Powell’s were among 848 unidentified remains later buried at the National Memorial Cemetery of the Pacific, also known as the Punchbowl, in Honolulu.

But as the science of DNA identification of human remains improved over the years, the Army began a project of disinterring remains from the Punchbowl.

In March 2021, Powell’s still unidentified remains were disinterred and transferred for analysis to the accounting agency lab at Joint Base Pearl Harbor-Hickam, Hawaii.

The agency accounted for Powell on Feb. 13 of this year, after his remains were identified through dental, anthropological and mitochondrial DNA analysis, officials said.

His name is recorded on a stone outdoor monument called the Courts of the Missing at the Punchbowl, with others still missing from the Korean War, agency officials said.

A rosette, or special marker, will be placed beside Powell’s name to show he has been accounted for. At least 7,500 other Americans still remain unaccounted for from the Korean War, according to the agency.

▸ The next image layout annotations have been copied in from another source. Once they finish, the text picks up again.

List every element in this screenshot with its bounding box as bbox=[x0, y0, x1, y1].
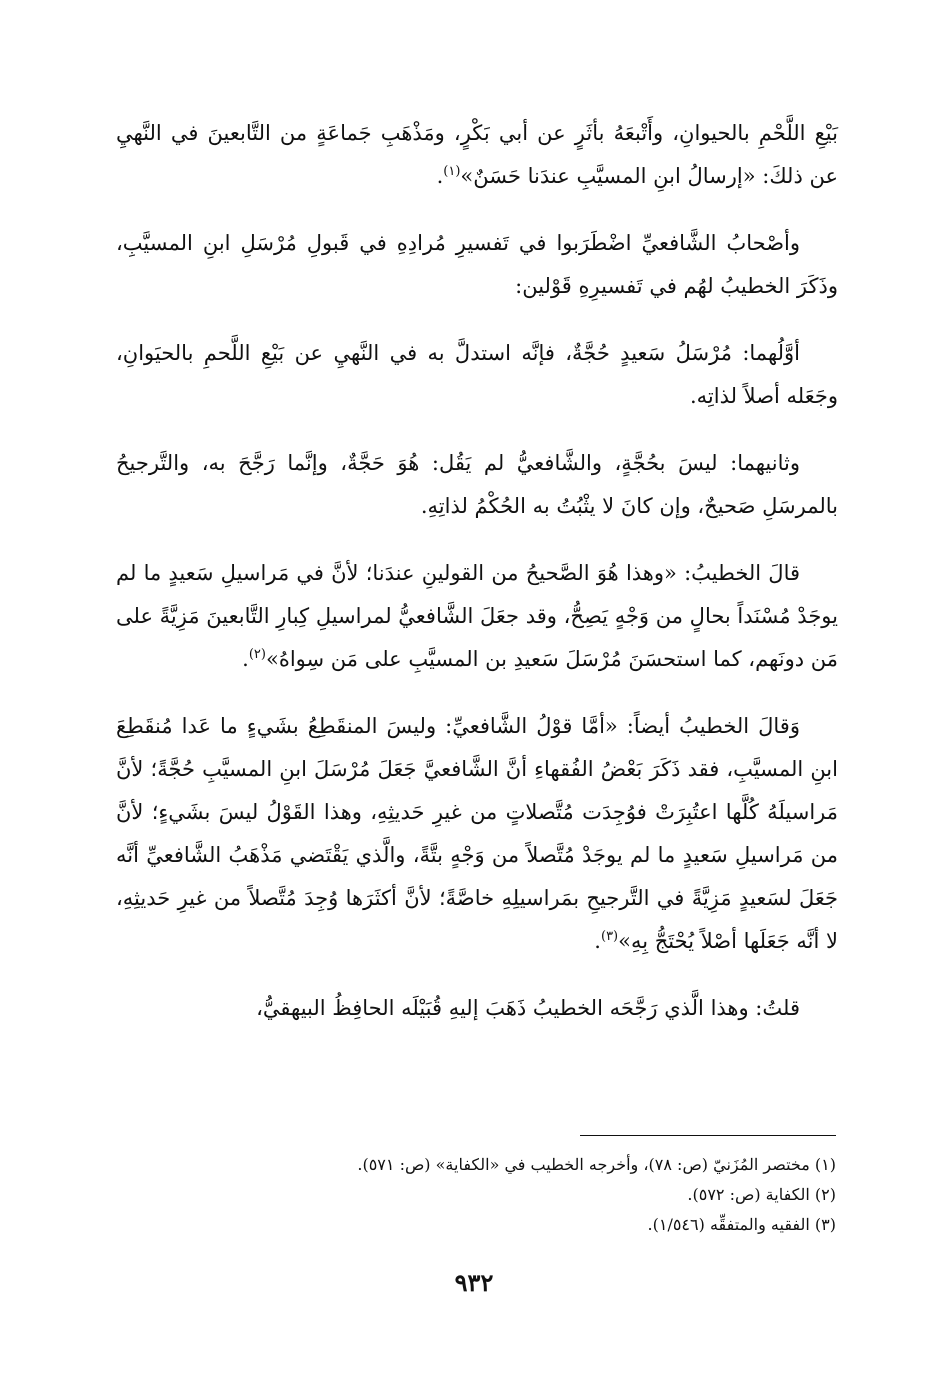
paragraph-text: وَقالَ الخطيبُ أيضاً: «أمَّا قوْلُ الشَّافعيِّ: وليسَ المنقَطِعُ بشَيءٍ ما عَدا مُنقَطِعَ ابنِ المسيَّبِ، فقد ذَكَرَ بَعْضُ الفُقهاءِ أنَّ الشَّافعيَّ جَعَلَ مُرْسَلَ ابنِ المسيَّبِ حُجَّةً؛ لأنَّ مَراسيلَهُ كُلَّها اعتُبِرَتْ فوُجِدَت مُتَّصلاتٍ من غيرِ حَديثِهِ، وهذا القَوْلُ ليسَ بشَيءٍ؛ لأنَّ من مَراسيلِ سَعيدٍ ما لم يوجَدْ مُتَّصلاً من وَجْهٍ بتَّةً، والَّذي يَقْتَضي مَذْهَبُ الشَّافعيِّ أنَّه جَعَلَ لسَعيدٍ مَزِيَّةً في التَّرجيحِ بمَراسيلِهِ خاصَّةً؛ لأنَّ أكثَرَها وُجِدَ مُتَّصلاً من غيرِ حَديثِهِ، لا أنَّه جَعَلَها أصْلاً يُحْتَجُّ بِهِ» bbox=[116, 714, 838, 953]
footnote-reference: (٢) bbox=[248, 647, 266, 662]
paragraph-end: . bbox=[594, 929, 601, 953]
paragraph-text: أوَّلُهما: مُرْسَلُ سَعيدٍ حُجَّةٌ، فإنَّه استدلَّ به في النَّهيِ عن بَيْعِ اللَّحمِ بالحيَوانِ، وجَعَله أصلاً لذاتِه. bbox=[116, 341, 838, 408]
paragraph bbox=[116, 222, 838, 308]
paragraph bbox=[116, 332, 838, 418]
paragraph bbox=[116, 112, 838, 198]
paragraph bbox=[116, 552, 838, 681]
footnote: (٢) الكفاية (ص: ٥٧٢). bbox=[687, 1185, 836, 1204]
main-text bbox=[116, 112, 838, 1054]
paragraph-text: قلتُ: وهذا الَّذي رَجَّحَه الخطيبُ ذَهَبَ إليهِ قُبَيْلَه الحافِظُ البيهقيُّ، bbox=[256, 996, 800, 1020]
paragraph bbox=[116, 705, 838, 963]
footnote: (١) مختصر المُزَنيّ (ص: ٧٨)، وأخرجه الخطيب في «الكفاية» (ص: ٥٧١). bbox=[357, 1155, 836, 1174]
footnote-reference: (٣) bbox=[600, 929, 619, 944]
paragraph-text: قالَ الخطيبُ: «وهذا هُوَ الصَّحيحُ من القولينِ عندَنا؛ لأنَّ في مَراسيلِ سَعيدٍ ما لم يوجَدْ مُسْنَداً بحالٍ من وَجْهٍ يَصِحُّ، وقد جعَلَ الشَّافعيُّ لمراسيلِ كِبارِ التَّابعينَ مَزِيَّةً على مَن دونَهم، كما استحسَنَ مُرْسَلَ سَعيدِ بن المسيَّبِ على مَن سِواهُ» bbox=[116, 561, 838, 671]
footnote: (٣) الفقيه والمتفقِّه (١/٥٤٦). bbox=[647, 1215, 836, 1234]
paragraph-end: . bbox=[436, 164, 444, 188]
page-number: ٩٣٢ bbox=[454, 1268, 494, 1297]
paragraph bbox=[116, 442, 838, 528]
footnote-separator bbox=[580, 1135, 836, 1136]
paragraph-text: وأصْحابُ الشَّافعيِّ اضْطَرَبوا في تَفسيرِ مُرادِهِ في قَبولِ مُرْسَلِ ابنِ المسيَّبِ، وذَكَرَ الخطيبُ لهُم في تَفسيرِهِ قَوْلين: bbox=[116, 231, 838, 298]
paragraph-text: وثانيهما: ليسَ بحُجَّةٍ، والشَّافعيُّ لم يَقُل: هُوَ حَجَّةٌ، وإنَّما رَجَّحَ به، والتَّرجيحُ بالمرسَلِ صَحيحٌ، وإن كانَ لا يثْبُتُ به الحُكْمُ لذاتِهِ. bbox=[116, 451, 838, 518]
paragraph-text: بَيْعِ اللَّحْمِ بالحيوانِ، وأَتْبعَهُ بأثَرٍ عن أبي بَكْرٍ، ومَذْهَبِ جَماعَةٍ من التَّابعينَ في النَّهيِ عن ذلكَ: «إرسالُ ابنِ المسيَّبِ عندَنا حَسَنٌ» bbox=[116, 121, 838, 188]
paragraph-end: . bbox=[242, 647, 249, 671]
footnotes bbox=[116, 1150, 836, 1240]
footnote-reference: (١) bbox=[443, 164, 461, 179]
paragraph bbox=[116, 987, 838, 1030]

Powell also is survived by his nephew, Warren Hunt and his wife, Wendy; and two great-nieces, Devon Gailey and Dylan Gailey.

His funeral will be at noon Friday at J.C. Green and Sons Funeral Home in Thomasville, with Chaplain Tom Barton officiating.

Local members of the national Rolling Thunder motorcycle club will lead the procession to the Salisbury cemetery, which sits 43 miles northeast of uptown Charlotte.

The ceremony will provide closure for Garner’s family after nearly three-quarters of a century.

“Finally,” Garner said, “he’s at home and at peace.”